当然、用務員のまことは会場の裏手で、きらびやかな絨毯に迷い込んだ下王国の泥をひたすら雑巾で拭う作業に追われていた。
そして、運命の12時。会場の時計が正午を告げると同時に、世界は容赦なくシャッフルを開始する。
『――警告。第三シャッフルシーケンスを開始します。本日の陣形が決定しました』
エレノア(悪役令嬢)の肉体 ⇒ 中身:王太子ギルバート
マリア(ヒロイン)の肉体 ⇒ 中身:亜香里
ギルバート(王太子)の肉体 ⇒ 中身:本物のマリア
(おいおい、今夜は夜会だぞ!? ダンスパーティー本番にこの陣形はヤバすぎるだろ!)
まことが雑巾を握りしめて冷や汗を流していると、頭の中にシステムログが割り込んできた。
『システム要請:第二ノルマ【本日中に渡辺まことは亜香里の魂と接触し、再び口づけを完了せよ】。未達成の場合、世界線を完全デリートします』
「またキスノルマかよ! 亜香里はどこだ!?」
まことが夜会会場の裏通路を走ると、物陰から「特待生の制服」を着たマリアの肉体(中身亜香里)が、自分の胸元を必死に押さえながら飛び出してきた。
「まことー! 助けて! 今回はヒロインの身体に入っちゃったんだけど、ドレスじゃなくて動きやすいのはいいとして、さっきから王太子のガワ(中身本物のマリア)が『殿下の身体が大きすぎて歩けませんぅ』って泣きながら四つん這いで廊下を這いつくばってるのよ! 早くキスしてこのバグ終わらせて!」
「わかった、こっちだ!」
まことは亜香里(見た目マリア)の手を引き、夜会用の高級ワインが並ぶ薄暗い地下貯蔵庫へと滑り込んだ。
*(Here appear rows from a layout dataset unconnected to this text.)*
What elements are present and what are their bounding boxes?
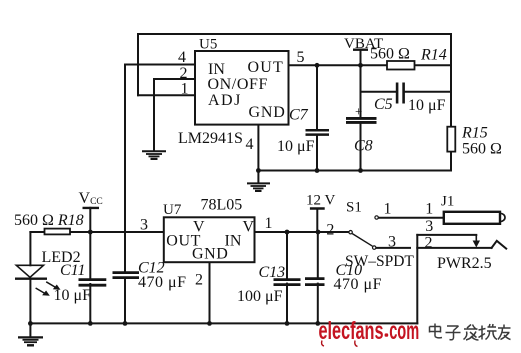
wire C7 bottom	[316, 135, 318, 171]
wire C11 top	[89, 232, 91, 279]
node 12V tap	[316, 230, 321, 235]
wire C7 top	[316, 65, 318, 129]
svg-text:C5: C5	[374, 96, 393, 113]
svg-text:C13: C13	[259, 264, 286, 281]
svg-text:560 Ω R18: 560 Ω R18	[14, 212, 84, 229]
switch S1 lever	[352, 234, 372, 247]
svg-text:560 Ω: 560 Ω	[462, 141, 502, 158]
ground (pin2 of U5)	[142, 151, 166, 159]
wire S1 throw3 line	[376, 247, 410, 249]
node rail C13	[285, 321, 290, 326]
capacitor C8	[346, 118, 377, 122]
svg-text:5: 5	[297, 49, 305, 66]
svg-text:elecfans: elecfans	[319, 317, 384, 345]
svg-text:3: 3	[140, 217, 148, 234]
hanzi 友	[498, 325, 511, 340]
ground (U5 GND)	[247, 183, 270, 191]
svg-text:1: 1	[181, 81, 189, 98]
svg-text:4: 4	[246, 136, 254, 153]
capacitor C5	[397, 83, 404, 104]
svg-text:C7: C7	[289, 107, 309, 124]
svg-text:2: 2	[425, 235, 433, 252]
svg-text:1: 1	[384, 201, 392, 218]
svg-text:com: com	[389, 317, 419, 345]
svg-text:C8: C8	[354, 138, 373, 155]
svg-text:2: 2	[180, 65, 188, 82]
svg-text:R15: R15	[461, 125, 488, 142]
wire U5 GND pin down	[257, 125, 259, 171]
wire R14 right to ADJ vertical	[415, 64, 452, 66]
node C7 gnd	[315, 168, 320, 173]
svg-text:ADJ: ADJ	[208, 92, 242, 109]
switch S1 pole contact	[349, 231, 352, 234]
svg-text:SW–SPDT: SW–SPDT	[345, 253, 414, 270]
node rail C12	[123, 321, 128, 326]
wire 12V stem	[316, 209, 318, 233]
svg-text:R14: R14	[420, 47, 447, 64]
wire top rail ADJ loop	[138, 34, 451, 95]
hanzi 烧	[479, 324, 498, 340]
svg-text:ON/OFF: ON/OFF	[208, 76, 269, 93]
wire C10 bottom	[317, 284, 319, 324]
node U5 gnd	[256, 168, 261, 173]
wire J1 sleeve zigzag	[492, 241, 507, 249]
wire ON/OFF pin2	[154, 78, 195, 80]
capacitor C12	[113, 273, 140, 278]
wire U7 GND pin	[209, 262, 211, 323]
wire Vcc stem	[89, 208, 91, 232]
wire C13 bottom	[286, 284, 288, 324]
svg-text:GND: GND	[192, 246, 228, 263]
wire C8 bottom	[360, 122, 362, 170]
wire OUT pin5	[289, 64, 388, 66]
svg-text:GND: GND	[249, 104, 286, 121]
node rail LED	[28, 321, 33, 326]
wire J1 pin2 line	[417, 247, 491, 249]
wire R15 to ground rail	[450, 152, 452, 171]
svg-text:S1: S1	[346, 200, 362, 216]
svg-text:PWR2.5: PWR2.5	[437, 255, 492, 272]
hanzi 子	[446, 326, 461, 340]
node Vcc	[88, 230, 93, 235]
wire J1 pin3 line	[417, 234, 476, 236]
wire Vcc rail left	[30, 231, 44, 233]
switch S1 throw3 contact	[373, 246, 376, 249]
svg-text:78L05: 78L05	[201, 197, 243, 214]
wire S1 throw1 to J1	[379, 217, 444, 219]
wire ADJ pin1	[138, 94, 195, 96]
wire bottom rail	[30, 322, 417, 324]
resistor R14	[387, 61, 415, 70]
svg-text:1: 1	[425, 201, 433, 218]
LED2 diode	[15, 265, 47, 278]
svg-text:3: 3	[388, 234, 396, 251]
svg-text:100 μF: 100 μF	[237, 288, 283, 305]
wire C5 right	[404, 91, 451, 93]
capacitor C11	[79, 280, 107, 286]
svg-text:2: 2	[195, 272, 203, 289]
svg-text:U5: U5	[199, 37, 217, 53]
wire C10 top	[317, 232, 319, 278]
capacitor C10	[305, 279, 325, 285]
svg-text:470 μF: 470 μF	[334, 276, 382, 293]
svg-text:2: 2	[326, 222, 334, 239]
capacitor C13	[274, 280, 301, 285]
node C8 gnd	[358, 168, 363, 173]
node C7 tap	[315, 63, 320, 68]
node VBAT tap	[358, 63, 363, 68]
node rail C11	[88, 321, 93, 326]
wire ADJ vertical to R15	[450, 34, 452, 127]
wire J1 return vertical	[416, 235, 418, 324]
svg-text:U7: U7	[163, 202, 182, 218]
svg-text:12 V: 12 V	[306, 193, 335, 209]
wire pin2 to ground	[153, 79, 155, 151]
switch S1 throw1 contact	[375, 216, 378, 219]
wire C13 top	[286, 232, 288, 279]
svg-text:10 μF: 10 μF	[408, 97, 446, 114]
wire C5 left	[361, 91, 397, 93]
wire C12 to bottom rail	[124, 278, 126, 324]
svg-text:1: 1	[265, 215, 273, 232]
wire U7 pin1 to switch	[255, 231, 349, 233]
wire VBAT stem	[360, 50, 362, 66]
logo Chinese 电子发烧友 (hand-drawn strokes)	[430, 324, 511, 341]
svg-text:4: 4	[178, 49, 186, 66]
svg-text:3: 3	[425, 218, 433, 235]
wire top ground rail	[258, 170, 451, 172]
svg-text:J1: J1	[441, 194, 454, 210]
wire VBAT down to C8	[360, 65, 362, 117]
ground (bottom left)	[18, 337, 43, 345]
wire ground stem G3	[29, 323, 31, 337]
J1 plug arrow	[475, 235, 477, 242]
regulator U7 78L05 body	[164, 217, 255, 262]
node C13 tap	[285, 230, 290, 235]
regulator U5 LM2941S body	[195, 51, 289, 125]
wire LED to bottom	[29, 279, 31, 324]
svg-text:LM2941S: LM2941S	[178, 130, 243, 147]
node rail U7gnd	[207, 321, 212, 326]
wire C11 bottom	[89, 284, 91, 323]
svg-text:470 μF: 470 μF	[138, 274, 186, 291]
svg-text:OUT: OUT	[248, 59, 284, 76]
svg-text:LED2: LED2	[42, 249, 81, 266]
wire Vcc rail mid	[70, 231, 164, 233]
resistor R18	[45, 229, 71, 235]
svg-text:V: V	[243, 219, 255, 236]
svg-text:10 μF: 10 μF	[277, 138, 315, 155]
hanzi 电	[430, 324, 443, 338]
wire LED branch down	[29, 232, 31, 265]
hanzi 发	[464, 325, 479, 341]
svg-text:+: +	[355, 104, 362, 119]
capacitor C7	[306, 130, 330, 134]
wire IN pin4	[125, 64, 195, 66]
node rail C10	[315, 321, 320, 326]
wire pin4 down to C12	[124, 65, 126, 273]
LED2 arrows	[36, 282, 61, 296]
wire ground stem G1	[257, 171, 259, 184]
resistor R15	[447, 127, 455, 152]
logo separator dash	[385, 333, 389, 336]
logo flourishes	[322, 341, 358, 347]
カビとブドウの甘い香りが漂う密室。目の前には、戸惑うように上目遣いで自分を見つめる可憐なマリア(中身亜香里)。
「……二回目だけど、やっぱり緊張するな。いくぞ、亜香里」
「うん……世界の終わりのためだし、仕方ないよね……っ」
少女漫画のように、まことはマリア(中身亜香里)の華奢な腰を引き寄せ、その初々しい唇に静かに唇を重ねた。チリン、と脳内に響くクリア音。
だが、その甘美な瞬間を、最悪の人物が目撃していた。
貯蔵庫の樽の影から、薔薇色の豪華なドレスを着たエレノアの肉体(中身:王太子ギルバート)が、ハンカチを血が出るほど噛み締めながら、嫉妬に狂った目で二人を凝視していたのだ。
ギルバート(中身)は、自分の婚約者であるエレノアの身体に飛ばされた挙句、またしてもあの下町の男が、今度はマリアの身体(中身亜香里)を乱暴に抱き寄せ、熱烈な口づけを交わしている現場を見てしまった。
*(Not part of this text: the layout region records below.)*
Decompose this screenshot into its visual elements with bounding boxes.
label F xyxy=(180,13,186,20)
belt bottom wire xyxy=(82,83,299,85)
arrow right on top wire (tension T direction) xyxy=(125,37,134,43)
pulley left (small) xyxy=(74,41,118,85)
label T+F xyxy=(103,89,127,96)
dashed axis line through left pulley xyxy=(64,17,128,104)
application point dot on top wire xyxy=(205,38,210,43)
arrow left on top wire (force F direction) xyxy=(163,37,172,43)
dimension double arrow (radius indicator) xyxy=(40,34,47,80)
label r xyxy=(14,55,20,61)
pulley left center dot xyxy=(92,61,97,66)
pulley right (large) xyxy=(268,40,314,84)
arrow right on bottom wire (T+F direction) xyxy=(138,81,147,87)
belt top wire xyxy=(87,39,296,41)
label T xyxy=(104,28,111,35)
(おのれ、渡辺まこと……! 前はマリアの身体だった私を泥水で汚し、今度は本物のマリア(と殿下は勘違いしている)の唇を奪うだと!? 貴様は学園の女をすべて手玉に取るつもりか! いや、それ以上に……なぜ私は、あの男が別の女と口づけしている姿を見て、これほどまでに胸が、嫉妬で引き裂かれそうになっているのだ……ッ!?)
ドレスをまとった王太子の精神は、ついに「自分以外の女とキスするまことへの嫉妬」という、完全なるバグの臨界点へと達してしまった。